The Alexander Nevsky Cathedral (Собор Александра Невского) is a Russian Orthodox cathedral in the Diocese of Tver, located on Station Square in the intersection of Tchaikovsky Prospekt and Komintern Prospekt in Tver, Russia. Built between 2010 and 2015, it stands on the site of the former Church of Alexander Nevsky, built between 1891 and 1893, closed in 1929, and demolished in 1982.

==History==
Work began on the building of the church in 1891. Civil engineer F. N. Malinovsky undertook the project and started construction, which lasted until 1893. The new church was consecrated in the name of the Holy Prince Alexander Nevsky, the patron saint of the reigning emperor, Alexander III of Russia. Its architectural design was typical for the period, which reflected traditional 17th century Russian architectural styles. The view of the station completes the main road.

In 1929 the church was closed, and the building was redeveloped several times for a variety of uses, and it lost its bell tower, five domes, and wall decorations. Finally, in 1982, its disfigured skeleton was destroyed as part of the reconstruction of Tver railway station.
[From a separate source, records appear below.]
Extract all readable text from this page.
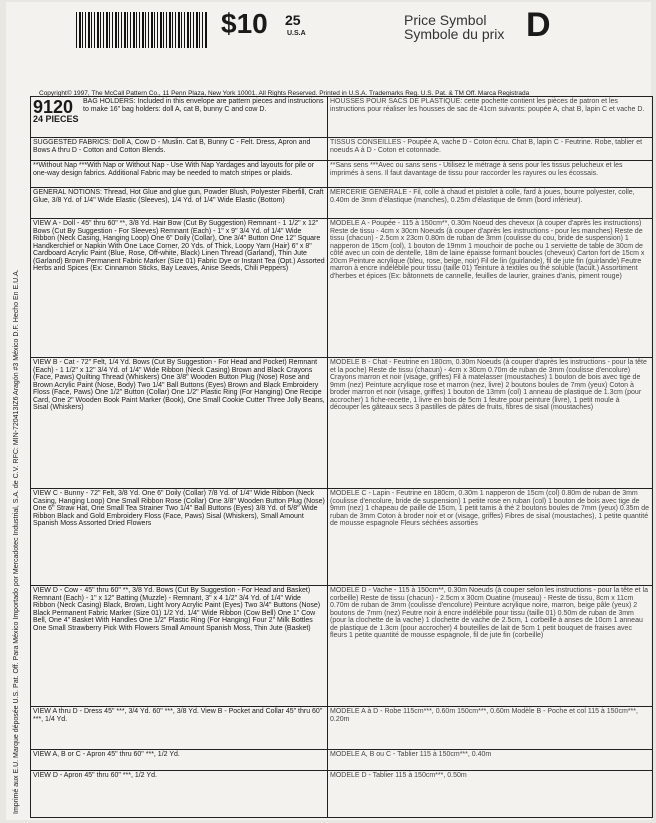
$10 25
U.S.A
Price Symbol
Symbole du prix D
Copyright© 1997, The McCall Pattern Co., 11 Penn Plaza, New York 10001. All Rights Reserved. Printed in U.S.A. Trademarks Reg. U.S. Pat. & TM Off. Marca Registrada
Imprimé aux E.U. Marque déposée U.S. Pat. Off. Para México Importado por Mercadotec Industrial, S.A. de C.V. RFC: MIN-720413IZ6 Aragón #3 México D.F. Hecho En E.U.A.
9120
24 PIECES
BAG HOLDERS: Included in this envelope are pattern pieces and instructions to make 16" bag holders: doll A, cat B, bunny C and cow D.
SUGGESTED FABRICS: Doll A, Cow D - Muslin. Cat B, Bunny C - Felt. Dress, Apron and Bows A thru D - Cotton and Cotton Blends.
**Without Nap ***With Nap or Without Nap - Use With Nap Yardages and layouts for pile or one-way design fabrics. Additional Fabric may be needed to match stripes or plaids.
GENERAL NOTIONS: Thread, Hot Glue and glue gun, Powder Blush, Polyester Fiberfill, Craft Glue, 3/8 Yd. of 1/4" Wide Elastic (Sleeves), 1/4 Yd. of 1/4" Wide Elastic (Bottom)
VIEW A - Doll - 45" thru 60" **, 3/8 Yd. Hair Bow (Cut By Suggestion) Remnant - 1 1/2" x 12" Bows (Cut By Suggestion - For Sleeves) Remnant (Each) - 1" x 9" 3/4 Yd. of 1/4" Wide Ribbon (Neck Casing, Hanging Loop) One 6" Doily (Collar), One 3/4" Button One 12" Square Handkerchief or Napkin With One Lace Corner, 20 Yds. of Thick, Loopy Yarn (Hair) 6" x 8" Cardboard Acrylic Paint (Blue, Rose, Off-white, Black) Linen Thread (Garland), Thin Jute (Garland) Brown Permanent Fabric Marker (Size 01) Fabric Dye or Instant Tea (Opt.) Assorted Herbs and Spices (Ex: Cinnamon Sticks, Bay Leaves, Anise Seeds, Chili Peppers)
VIEW B - Cat - 72" Felt, 1/4 Yd. Bows (Cut By Suggestion - For Head and Pocket) Remnant (Each) - 1 1/2" x 12" 3/4 Yd. of 1/4" Wide Ribbon (Neck Casing) Brown and Black Crayons (Face, Paws) Quilting Thread (Whiskers) One 3/8" Wooden Button Plug (Nose) Rose and Brown Acrylic Paint (Nose, Body) Two 1/4" Ball Buttons (Eyes) Brown and Black Embroidery Floss (Face, Paws) One 1/2" Button (Collar) One 1/2" Plastic Ring (For Hanging) One Recipe Card, One 2" Wooden Book Paint Marker (Book), One Small Cookie Cutter Three Jolly Beans, Sisal (Whiskers)
VIEW C - Bunny - 72" Felt, 3/8 Yd. One 6" Doily (Collar) 7/8 Yd. of 1/4" Wide Ribbon (Neck Casing, Hanging Loop) One Small Ribbon Rose (Collar) One 3/8" Wooden Button Plug (Nose) One 6" Straw Hat, One Small Tea Strainer Two 1/4" Ball Buttons (Eyes) 3/8 Yd. of 5/8" Wide Ribbon Black and Gold Embroidery Floss (Face, Paws) Sisal (Whiskers), Small Amount Spanish Moss Assorted Dried Flowers
VIEW D - Cow - 45" thru 60" **, 3/8 Yd. Bows (Cut By Suggestion - For Head and Basket) Remnant (Each) - 1" x 12" Batting (Muzzle) - Remnant, 3" x 4 1/2" 3/4 Yd. of 1/4" Wide Ribbon (Neck Casing) Black, Brown, Light Ivory Acrylic Paint (Eyes) Two 3/4" Buttons (Nose) Black Permanent Fabric Marker (Size 01) 1/2 Yd. 1/4" Wide Ribbon (Cow Bell) One 1" Cow Bell, One 4" Basket With Handles One 1/2" Plastic Ring (For Hanging) Four 2" Milk Bottles One Small Strawberry Pick With Flowers Small Amount Spanish Moss, Thin Jute (Basket)
VIEW A thru D - Dress 45" ***, 3/4 Yd. 60" ***, 3/8 Yd. View B - Pocket and Collar 45" thru 60" ***, 1/4 Yd.
VIEW A, B or C - Apron 45" thru 60" ***, 1/2 Yd.
VIEW D - Apron 45" thru 60" ***, 1/2 Yd.
HOUSSES POUR SACS DE PLASTIQUE: cette pochette contient les pièces de patron et les instructions pour réaliser les housses de sac de 41cm suivants: poupée A, chat B, lapin C et vache D.
TISSUS CONSEILLES - Poupée A, vache D - Coton écru. Chat B, lapin C - Feutrine. Robe, tablier et noeuds A à D - Coton et cotonnade.
**Sans sens ***Avec ou sans sens - Utilisez le métrage à sens pour les tissus pelucheux et les imprimés à sens. Il faut davantage de tissu pour raccorder les rayures ou les écossais.
MERCERIE GENERALE - Fil, colle à chaud et pistolet à colle, fard à joues, bourre polyester, colle, 0.40m de 3mm d'élastique (manches), 0.25m d'élastique de 6mm (bord inférieur).
MODELE A - Poupée - 115 à 150cm**, 0.30m Noeud des cheveux (à couper d'après les instructions) Reste de tissu - 4cm x 30cm Noeuds (à couper d'après les instructions - pour les manches) Reste de tissu (chacun) - 2.5cm x 23cm 0.80m de ruban de 3mm (coulisse du cou, bride de suspension) 1 napperon de 15cm (col), 1 bouton de 19mm 1 mouchoir de poche ou 1 serviette de table de 30cm de côté avec un coin de dentelle, 18m de laine épaisse formant boucles (cheveux) Carton fort de 15cm x 20cm Peinture acrylique (bleu, rose, beige, noir) Fil de lin (guirlande), fil de jute fin (guirlande) Feutre marron à encre indélébile pour tissu (taille 01) Teinture à textiles ou thé soluble (facult.) Assortiment d'herbes et épices (Ex: bâtonnets de cannelle, feuilles de laurier, graines d'anis, piment rouge)
MODELE B - Chat - Feutrine en 180cm, 0.30m Noeuds (à couper d'après les instructions - pour la tête et la poche) Reste de tissu (chacun) - 4cm x 30cm 0.70m de ruban de 3mm (coulisse d'encolure) Crayons marron et noir (visage, griffes) Fil à matelasser (moustaches) 1 bouton de bois avec tige de 9mm (nez) Peinture acrylique rose et marron (nez, livre) 2 boutons boules de 7mm (yeux) Coton à broder marron et noir (visage, griffes) 1 bouton de 13mm (col) 1 anneau de plastique de 1.3cm (pour accrocher) 1 fiche-recette, 1 livre en bois de 5cm 1 feutre pour peinture (livre), 1 petit moule à découper les gâteaux secs 3 pastilles de pâtes de fruits, fibres de sisal (moustaches)
MODELE C - Lapin - Feutrine en 180cm, 0.30m 1 napperon de 15cm (col) 0.80m de ruban de 3mm (coulisse d'encolure, bride de suspension) 1 petite rose en ruban (col) 1 bouton de bois avec tige de 9mm (nez) 1 chapeau de paille de 15cm, 1 petit tamis à thé 2 boutons boules de 7mm (yeux) 0.35m de ruban de 3mm Coton à broder noir et or (visage, griffes) Fibres de sisal (moustaches), 1 petite quantité de mousse espagnole Fleurs séchées assorties
MODELE D - Vache - 115 à 150cm**, 0.30m Noeuds (à couper selon les instructions - pour la tête et la corbeille) Reste de tissu (chacun) - 2.5cm x 30cm Ouatine (museau) - Reste de tissu, 8cm x 11cm 0.70m de ruban de 3mm (coulisse d'encolure) Peinture acrylique noire, marron, beige pâle (yeux) 2 boutons de 7mm (nez) Feutre noir à encre indélébile pour tissu (taille 01) 0.50m de ruban de 3mm (pour la clochette de la vache) 1 clochette de vache de 2.5cm, 1 corbeille à anses de 10cm 1 anneau de plastique de 1.3cm (pour accrocher) 4 bouteilles de lait de 5cm 1 petit bouquet de fraises avec fleurs 1 petite quantité de mousse espagnole, fil de jute fin (corbeille)
MODELE A à D - Robe 115cm***, 0.60m 150cm***, 0.60m Modèle B - Poche et col 115 à 150cm***, 0.20m
MODELE A, B ou C - Tablier 115 à 150cm***, 0.40m
MODELE D - Tablier 115 à 150cm***, 0.50m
In 1999 a cross was erected on the site of the cathedral.

==Reconstruction==
Following the dissolution of the Soviet Union, it was decided to rebuild the cathedral. In 2009, the Initiative Group (Board of Trustees) was formed, which included businessmen and distinguished men of the city. During the ceremony of laying the foundation stone, the relics of Thaddeus of Tver, Archbishop of Tver were interred in the cathedral.

The work was fully completed in 2015 and the Cathedral held its first service on Easter Sunday, 12 April 2015.